譬如,我们中国哲学专业的学者研究老子,主要会从诸如道、德、无名、有名、自然、无为,“道法自然”“道常无名”“反者道之动”等基本的概念和命题入手,用一种“载之空言”,单纯逻辑分析的方式,来叙述和建构老子的哲学系统。刘先生谈老子的“道”论,入手处便与此不同。先生对逻辑分析的方法也有很纯熟的运用,但同时又把这种逻辑的分析落实在一种历史性的展开活动中来揭示其具体的内涵。黑格尔否定中国有哲学。在《哲学史讲演录》中,他对孔子、《易经》、老子思想的评价都很低。黑格尔把老子的“道”理解为一种“无”或“虚无”,认为它只是一种抽象的普遍性。国内学者受此影响,也常常用“无规定性”“内涵几乎为零”这一类说法来解释老子的“道”。刘先生作《试说之“道”及其中含蕴的历史观》[2]一文,针对的就是黑格尔对老子的这种误解。刘先生反对黑格尔把老子的“道”理解为一种抽象普遍性的说法,转而从历史性的角度诠释“道”这一概念。

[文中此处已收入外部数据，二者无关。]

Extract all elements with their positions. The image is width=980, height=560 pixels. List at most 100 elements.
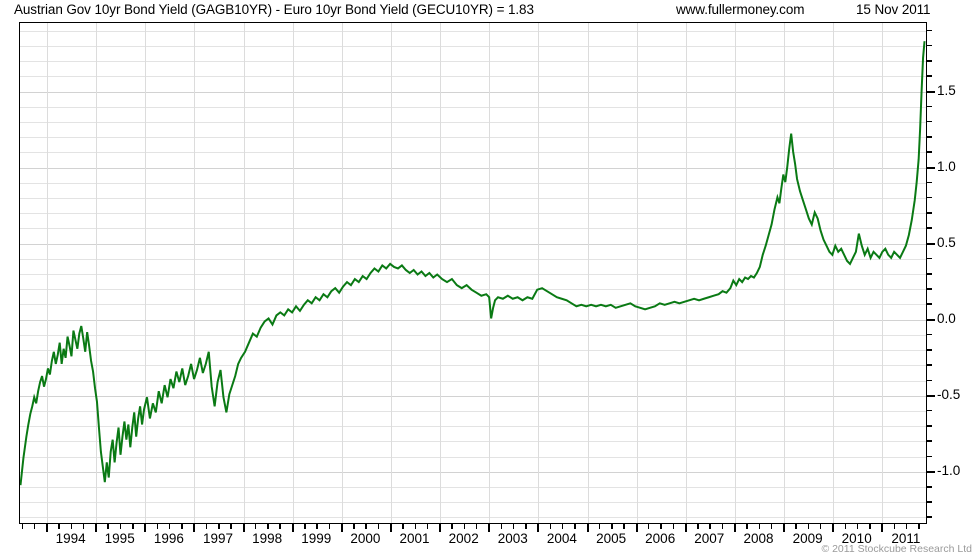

先生强调,老子的“道”既非希腊哲学“本质主义”意义上的本体,亦非黑格尔所理解的那种“无”或“虚无”的抽象普遍性。刘先生特别重视老子哲学“德”这一观念之关联“道”与社会历史过程的枢纽作用,认为“德”这一观念,包含着人的意识之自觉的内涵,而表现为社会整体与个体自觉的分化,由此生发仁、义、礼的社会伦理过程,人的历史性由此而得以展开。“‘道”经由‘德’而在人类社会中显示了具体功能与作用。”而“‘德’既是人事历史存在之根据,又是人们评价人事历史的价值标准。”先生认为,老子这个道、德、仁、义、礼的历史性展开,正与韩非子所谓“上古竞于道德,中世逐于智谋,当今争于气力”的历史三阶段说相应。先生运用这种哲学与史学互诠的方法,揭示了老子的“道”作为即历史性展开的整体性及其具体普遍性的内涵,既有力地驳正了黑格尔对老子道论的误解论周易的哲学思想论文,又将老子的“道”与希腊哲学本质主义的实体说区分开来,凸显了中国哲学形上学的精神特质。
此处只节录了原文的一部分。